Rorate Caeli

The 750th birthday of St Thomas Aquinas into eternal life

Today, 750 years ago, Friar Thomas d'Aquino of the Order of Preachers breathed his last, at a Cistercian monastery in Fossanova, en route to an ecumenical council (Lyon II) that his friend and colleague, the Franciscan Bonaventure, would reach but where he, too, would die.

Before dying, Thomas received the Viaticum with tremendous devotion and submitted all his writings, especially on the Blessed Sacrament, to the judgment of the Church. The Church's judgment has been clear: for over 700 years, the magisterium has held up St Thomas Aquinas's writings as the norm and measure of studies in the Catholic Church. At the Council of Trent, alongside the Bible was placed the Summa theologiae as a trustworthy reference. And why? As the early biographers relate, Thomas heard one day the voice of Christ saying to him: "You have written well of me, Thomas. What reward would you have?" To which the friar replied: "Only yourself, Lord." This was the reward he always sought, and it was the reward given to him.
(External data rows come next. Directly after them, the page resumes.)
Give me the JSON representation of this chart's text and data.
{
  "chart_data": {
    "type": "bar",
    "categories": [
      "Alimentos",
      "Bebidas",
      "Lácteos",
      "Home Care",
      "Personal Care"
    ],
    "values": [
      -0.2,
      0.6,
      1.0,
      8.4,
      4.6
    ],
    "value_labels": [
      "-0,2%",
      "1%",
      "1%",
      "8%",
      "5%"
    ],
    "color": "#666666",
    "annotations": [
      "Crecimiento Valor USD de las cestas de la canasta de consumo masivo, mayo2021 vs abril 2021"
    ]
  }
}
Most people think of Aquinas as an argumentative scholar, if not a proto-rationalist. And there is no doubt he was philosophically acute, syllogistically supple, dialectically driven. But he was above all a man of faith, pervasive prayer, intense devotion, and radical service to his neighbor.
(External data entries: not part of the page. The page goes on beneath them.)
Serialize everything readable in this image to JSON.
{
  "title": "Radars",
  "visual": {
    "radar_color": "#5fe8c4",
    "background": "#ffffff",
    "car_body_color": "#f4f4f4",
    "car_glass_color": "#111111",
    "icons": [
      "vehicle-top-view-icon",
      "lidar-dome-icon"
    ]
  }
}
As a young boy, he was saturated with the liturgical life of the Benedictines. As a young man, he threw in his lot with controversial mendicant itinerant preachers who demanded that he "follow poor the poor Christ." That's not something your typical rationalist would do. As a student, he was a faithful companion to Albert the Great, assisting him in his work. As a professor, he wrote book after book, not having exclusively his own "research interests" in mind, but primarily responding to the needs of others: his students (e.g., the commentaries on Aristotle), fellow preachers (e.g., the two Summae), fellow religious (e.g., polemical works in defense of the Mendicants, expert responses to questions from the master general and from far-flung missions), and, indeed, the entire body of Catholics, when he composed at Pope Urban IV's request the Office and Mass of Corpus Christi, the greatest masterpiece in the Latin liturgical books.

Even at the end of his life, shattered and exhausted, he began the journey to Lyon to participate in a council, unusually riding on horseback due to his weak condition, rather than tromping the roads as he had done the rest of his life, as mendicants were required to do out of their vow of poverty.

What is perhaps least known about this great saint is his liturgical theology and spirit. As his early biographer William of Tocco puts it:

He was especially devoted to the most holy Sacrament of the Altar; since it had been granted him to write so profoundly of this, he was likewise given grace to celebrate it all the more devoutly…. During Mass he often would be seized by such strong feelings of devotion that he dissolved in tears, because he was absorbed in the holy mysteries of the great sacrament and invigorated by its offering.

In a biographical sketch, Fr Simon Tugwell observes:

Thomas’ deep devotion to the Mass emerges clearly from all our sources. Sometimes he evidently became deeply absorbed in it and was profoundly moved by it. Toward the end of his life he sometimes became so absorbed that he just stopped and had to be roused by the brethren to continue with the celebration.

If we would see up-close how attentive St Thomas Aquinas was to the Latin ceremonies he performed (already by that time, in the thirteenth century, viewed as immemorial and “set in place”!), how conscious he was of their numerous open and hidden meanings, how ready to defend their legitimacy and fittingness, we need look no further than to certain extensive passages of his writing where he comments on the liturgy much as he does on Scripture or the Philosopher.

Happily, the work of collecting and synthesizing the relevant passages from Aquinas’s writings has been completed in time for this 750th anniversary by Urban Hannon in his new book Thomistic Mystagogy (Os Justi Press), which I encourage you to check out.

I wish one and all a happy feast of St Thomas Aquinas!